I have always had a sweet tooth and I love chocolate the most. The older I get, the more I know it is important to eat healthily. And I really like healthy food, too. I love a good chef salad, I love asparagus in the hot air fryer, I like almost everything actually.
For those who don't know me, I'm a pretty normal weight, although I never weigh myself. I go by how my clothes fit, and if I feel a snugness, I'll work harder by not giving in to temptation as much and hiking instead of walking. I'm also pretty good at intermittent fasting, where 3 - 4 days a week, I have no problem not eating between 6 at night and 11 the next morning.
So sometimes, even though I feel like I'm overeating, it's probably an acceptable number of calories for that day. It's just crammed into 6 or 7 hours.
But although it may have always been true that I've eaten emotionally and I just didn't name it as such, now I KNOW that I'm eating to make myself feel better. I am at a lower level of feeling good/happy, so even that very temporary hit is doing something to make me feel normal for those moments.
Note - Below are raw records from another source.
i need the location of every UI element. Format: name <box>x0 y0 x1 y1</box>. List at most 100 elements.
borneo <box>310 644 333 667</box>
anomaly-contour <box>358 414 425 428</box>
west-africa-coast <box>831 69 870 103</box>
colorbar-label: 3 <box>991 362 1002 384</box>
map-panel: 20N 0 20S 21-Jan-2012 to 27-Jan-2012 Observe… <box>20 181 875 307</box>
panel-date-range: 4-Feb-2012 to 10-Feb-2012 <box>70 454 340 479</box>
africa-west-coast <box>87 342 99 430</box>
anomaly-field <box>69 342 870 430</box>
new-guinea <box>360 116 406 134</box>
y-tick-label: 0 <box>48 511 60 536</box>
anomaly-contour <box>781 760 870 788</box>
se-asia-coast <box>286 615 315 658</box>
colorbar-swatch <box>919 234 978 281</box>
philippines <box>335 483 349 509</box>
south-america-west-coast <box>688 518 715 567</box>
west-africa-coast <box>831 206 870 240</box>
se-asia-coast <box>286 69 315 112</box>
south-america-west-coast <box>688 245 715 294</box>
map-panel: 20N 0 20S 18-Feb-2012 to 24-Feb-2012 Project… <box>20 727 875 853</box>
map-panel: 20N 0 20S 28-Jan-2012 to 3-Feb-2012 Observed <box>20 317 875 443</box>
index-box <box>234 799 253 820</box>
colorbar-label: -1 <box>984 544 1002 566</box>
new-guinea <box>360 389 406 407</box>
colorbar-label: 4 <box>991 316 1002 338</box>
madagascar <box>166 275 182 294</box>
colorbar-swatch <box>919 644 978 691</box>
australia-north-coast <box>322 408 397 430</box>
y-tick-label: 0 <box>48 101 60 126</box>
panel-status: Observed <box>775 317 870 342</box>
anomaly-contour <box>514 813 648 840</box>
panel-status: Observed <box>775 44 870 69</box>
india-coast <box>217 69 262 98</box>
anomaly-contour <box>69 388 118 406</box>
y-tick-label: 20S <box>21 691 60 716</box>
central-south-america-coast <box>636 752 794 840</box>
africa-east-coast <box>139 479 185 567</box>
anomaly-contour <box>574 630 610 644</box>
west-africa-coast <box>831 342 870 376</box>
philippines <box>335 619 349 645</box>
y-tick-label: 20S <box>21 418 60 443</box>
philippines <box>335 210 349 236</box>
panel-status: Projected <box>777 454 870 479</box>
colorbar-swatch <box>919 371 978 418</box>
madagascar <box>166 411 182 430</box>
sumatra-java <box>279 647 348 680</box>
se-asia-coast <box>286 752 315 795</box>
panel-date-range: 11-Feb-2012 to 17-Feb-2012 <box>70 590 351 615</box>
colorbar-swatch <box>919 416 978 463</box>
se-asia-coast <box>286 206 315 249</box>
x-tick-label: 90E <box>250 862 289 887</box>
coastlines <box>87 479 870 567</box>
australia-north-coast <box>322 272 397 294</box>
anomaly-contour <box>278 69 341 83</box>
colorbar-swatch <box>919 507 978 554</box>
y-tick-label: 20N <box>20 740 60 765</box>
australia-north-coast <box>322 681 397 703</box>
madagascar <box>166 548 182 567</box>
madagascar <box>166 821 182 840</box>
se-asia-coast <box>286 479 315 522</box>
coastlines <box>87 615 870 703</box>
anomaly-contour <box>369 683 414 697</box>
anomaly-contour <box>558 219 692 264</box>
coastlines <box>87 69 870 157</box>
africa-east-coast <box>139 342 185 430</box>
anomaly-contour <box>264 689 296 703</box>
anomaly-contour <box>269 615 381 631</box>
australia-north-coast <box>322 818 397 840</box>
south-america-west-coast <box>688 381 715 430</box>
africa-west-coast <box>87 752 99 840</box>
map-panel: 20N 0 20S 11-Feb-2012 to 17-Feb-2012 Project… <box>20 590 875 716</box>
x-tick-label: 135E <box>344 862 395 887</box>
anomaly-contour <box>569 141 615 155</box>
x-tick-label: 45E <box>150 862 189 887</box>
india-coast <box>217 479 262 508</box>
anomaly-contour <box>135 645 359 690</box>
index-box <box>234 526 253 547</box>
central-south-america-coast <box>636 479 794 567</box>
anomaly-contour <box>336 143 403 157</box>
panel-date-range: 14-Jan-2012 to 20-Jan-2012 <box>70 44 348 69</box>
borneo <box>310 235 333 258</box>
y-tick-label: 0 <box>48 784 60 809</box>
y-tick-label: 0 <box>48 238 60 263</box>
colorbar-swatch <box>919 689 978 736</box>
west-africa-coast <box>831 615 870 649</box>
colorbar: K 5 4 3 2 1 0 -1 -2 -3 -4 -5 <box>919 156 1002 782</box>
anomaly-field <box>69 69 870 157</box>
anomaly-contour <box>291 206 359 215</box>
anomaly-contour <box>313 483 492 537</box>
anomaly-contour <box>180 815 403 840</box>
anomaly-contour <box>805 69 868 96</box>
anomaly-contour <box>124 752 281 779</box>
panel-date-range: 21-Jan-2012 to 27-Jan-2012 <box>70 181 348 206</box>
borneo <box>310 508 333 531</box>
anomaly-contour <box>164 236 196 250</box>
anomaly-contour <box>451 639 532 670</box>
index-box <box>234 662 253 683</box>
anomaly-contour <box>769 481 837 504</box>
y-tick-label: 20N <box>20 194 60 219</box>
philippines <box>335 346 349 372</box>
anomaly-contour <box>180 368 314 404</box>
I think this is what I ate today, starting at 1030, after not eating since 530 yesterday.
I had a sausage patty and a handful of dry roasted almonds. Took the 45 minute walk.
Had a wedge of Monterey Jack cheese.
Had a bowl of grape nuts flakes cereal
Had 2 “cuties”
Had a 1/2 handful of almonds
Had some baby carrots with ranch dressing
Had some asparagus
Had a few slices of pork loin
Had 2 egg rolls
Had 2 frozen bananas with chocolate covering.
Writing it out it doesn't seem so bad today until I got to the bananas & chocolate!
I think we've eaten any remaining junk food from what I bought on Friday. Hopefully I'll be able to stick to healthy foods for the rest of the week.
Open Thread is to write about anything you'd like, or feel free to write about if you are an emotional eater and how you handle it.
I do interment fasting as well. I drink water all day until I break the fast. I usually only eat one meal a day. I think my grandmother that lived to 105 got it right. She cooked breakfast and dinner. Dinner was lunch. Supper was sweet milk and cornbread from dinner. I often overthink many things. I think we should all relax and live the life God granted us. I feel a strange connection to you be because I had so much family and wonderful memories in Huntsville. I watch The Walton’s to quiet my mind. It works.
I ate a horrible Buckee's kolache while driving 7hrs. to the border for a suppression hearing. Your diet puts mine to shame!!